Nothing is so difficult that you spend hours trying to figure it out. By far the most difficult part of OMM during first semester is the sacrum. It is not difficult if you just apply some common sense.
I spend essentially no time outside of lab/lecture on OMM except for 2-3 days before an exam. Before an exam I spend probably 6-8 hours a day for 2 days reviewing techniques. Written exams I spend just the day before studying, no studying prior to that. I typically score in the high 80's to low 90's with this amount of effort, and so do must of my classmates. I don't see any reason to spend much time on it outside of the classroom unless you want to become an OMM fellow or plan to use it in your future practice (I don't).
I spend essentially no time outside of lab/lecture on OMM except for 2-3 days before an exam. Before an exam I spend probably 6-8 hours a day for 2 days reviewing techniques. Written exams I spend just the day before studying, no studying prior to that. I typically score in the high 80's to low 90's with this amount of effort, and so do must of my classmates.

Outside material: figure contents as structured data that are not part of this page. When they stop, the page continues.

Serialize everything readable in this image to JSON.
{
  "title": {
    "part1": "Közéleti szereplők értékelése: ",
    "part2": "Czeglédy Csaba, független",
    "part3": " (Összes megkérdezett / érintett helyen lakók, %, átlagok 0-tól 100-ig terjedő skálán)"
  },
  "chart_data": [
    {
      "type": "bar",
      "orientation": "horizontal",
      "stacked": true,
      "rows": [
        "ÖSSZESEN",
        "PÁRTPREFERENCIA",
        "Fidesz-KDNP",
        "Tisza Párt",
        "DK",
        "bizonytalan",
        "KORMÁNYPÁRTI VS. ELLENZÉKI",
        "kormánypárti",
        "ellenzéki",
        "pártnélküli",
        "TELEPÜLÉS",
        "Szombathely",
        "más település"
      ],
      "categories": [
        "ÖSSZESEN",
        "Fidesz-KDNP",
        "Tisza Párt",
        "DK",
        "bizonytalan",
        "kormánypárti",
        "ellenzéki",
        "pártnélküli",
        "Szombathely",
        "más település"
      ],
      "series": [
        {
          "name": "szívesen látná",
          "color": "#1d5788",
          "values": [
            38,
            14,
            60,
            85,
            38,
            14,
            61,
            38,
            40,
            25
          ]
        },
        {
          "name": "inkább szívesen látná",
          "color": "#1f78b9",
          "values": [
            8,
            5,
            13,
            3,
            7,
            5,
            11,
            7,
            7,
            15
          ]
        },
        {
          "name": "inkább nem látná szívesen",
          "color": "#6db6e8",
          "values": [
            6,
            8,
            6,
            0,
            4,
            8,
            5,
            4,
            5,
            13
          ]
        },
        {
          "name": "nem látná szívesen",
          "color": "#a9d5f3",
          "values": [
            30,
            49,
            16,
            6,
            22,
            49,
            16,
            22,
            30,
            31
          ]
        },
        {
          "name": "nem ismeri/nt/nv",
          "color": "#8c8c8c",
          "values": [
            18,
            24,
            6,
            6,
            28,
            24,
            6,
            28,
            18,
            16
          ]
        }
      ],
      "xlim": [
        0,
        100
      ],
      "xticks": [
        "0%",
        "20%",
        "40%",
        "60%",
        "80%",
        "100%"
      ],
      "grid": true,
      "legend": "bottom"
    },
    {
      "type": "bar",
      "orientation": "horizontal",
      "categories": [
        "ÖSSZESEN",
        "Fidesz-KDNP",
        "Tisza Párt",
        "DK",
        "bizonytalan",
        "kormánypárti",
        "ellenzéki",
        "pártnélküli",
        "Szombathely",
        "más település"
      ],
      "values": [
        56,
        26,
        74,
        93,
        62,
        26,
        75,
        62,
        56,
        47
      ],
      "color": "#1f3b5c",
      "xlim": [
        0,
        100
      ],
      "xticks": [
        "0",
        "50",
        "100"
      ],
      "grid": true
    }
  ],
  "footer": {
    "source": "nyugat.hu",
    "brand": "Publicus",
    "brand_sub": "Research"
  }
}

My Ug has a kinesiology program, for my final semester I only need 9 credits to graduate so I need to pick up 3 more credits to qualify for full time. Considering taking this movement science class:
This course focuses on functional anatomy of the human musculoskeletal system. Students will learn the names and major landmarks of the major bones, the structure and kinematic characteristics of the major joints, as well as the names and functions of all the major muscles in the human body. The course format includes both lecture and laboratory experiences. After taking this course, students will be able to describe human movement in anatomical terms and to identify the specific muscles responsible for controlling human movements.
Is it worth it or should I just take meditation or jazz or something cake walk instead? Thanks!!!